As of now, Trump heads into Ohio with 1,542 delegates, surpassing the majority threshold he needs for a first-ballot nomination, according to an Associated Press tally.

Although Free the Delegates is keeping estimates of so-called conscience vote backers close to the vest, Unruh says it exceeds 400. Assuming most of them would spurn the real estate magnate, that would be sufficient to peel away Trump's majority.

It's a long shot, however. And it was made even trickier by a separate vote on Thursday that overwhelmingly reaffirmed Republican convention votes should bind delegates to the candidate their district voted for. Just 12 members of the rules committee were in favour of unbinding.

A doomed effort

There's a perfectly reasonable argument for preventing delegates from becoming free-agent voters, says Jim Bopp, conservative attorney and constitutional scholar.

"The problem is fundamentally that delegates are elected to represent the voters that sent them here to the conventions," he says.
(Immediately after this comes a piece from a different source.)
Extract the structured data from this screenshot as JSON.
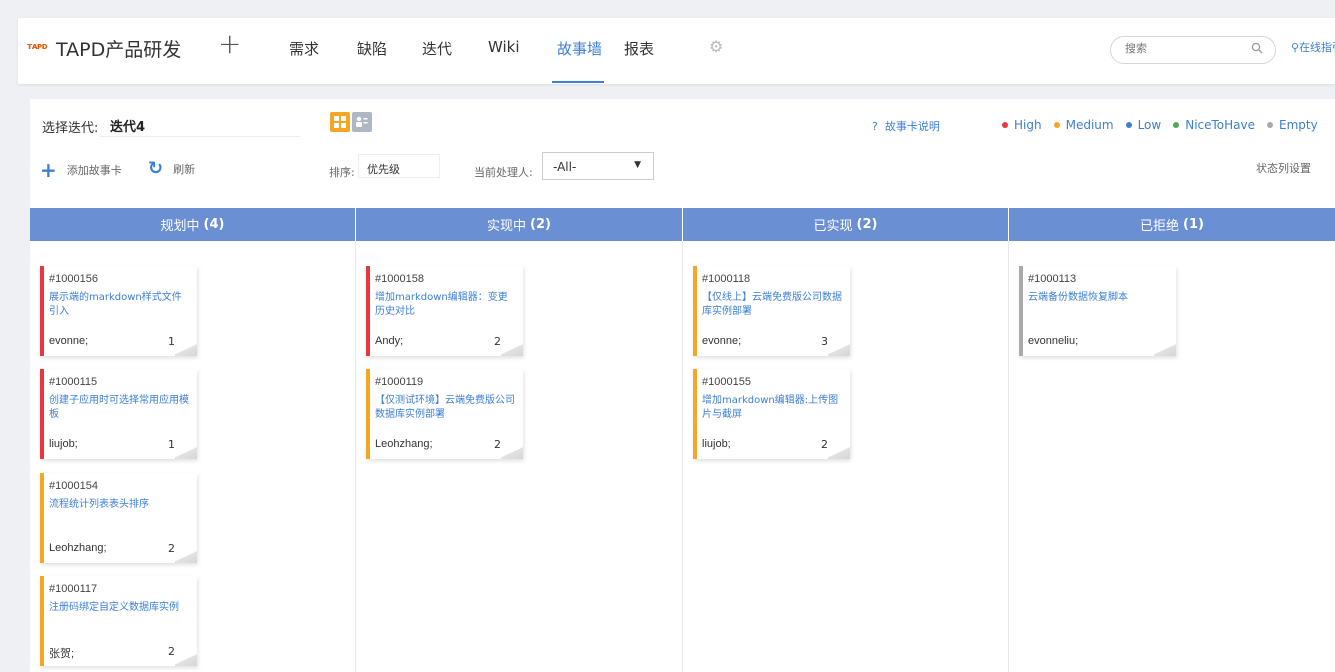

Those voters establish certain conditions — one of which is that delegates vote on the first ballot for the candidate who the state wants. "Not who you want," Bopp added.

For her part, Unruh promised to fight on.

"I tried the decorum of the process, and now the RNC and Trump chose to have a floor fight. I still have until Monday to collect signatures for a minority [report]," she said. "This game just got very interesting."

Interesting is one way to put it. Trump campaign chairman Paul Manafort characterized it as more of a doomed effort that's just delaying the inevitable.

"Anti-Trump people get crushed at rules committee," he tweeted after the devastating vote. "It was never in doubt: Convention will honor will of people & nominate @realdonaldtrump."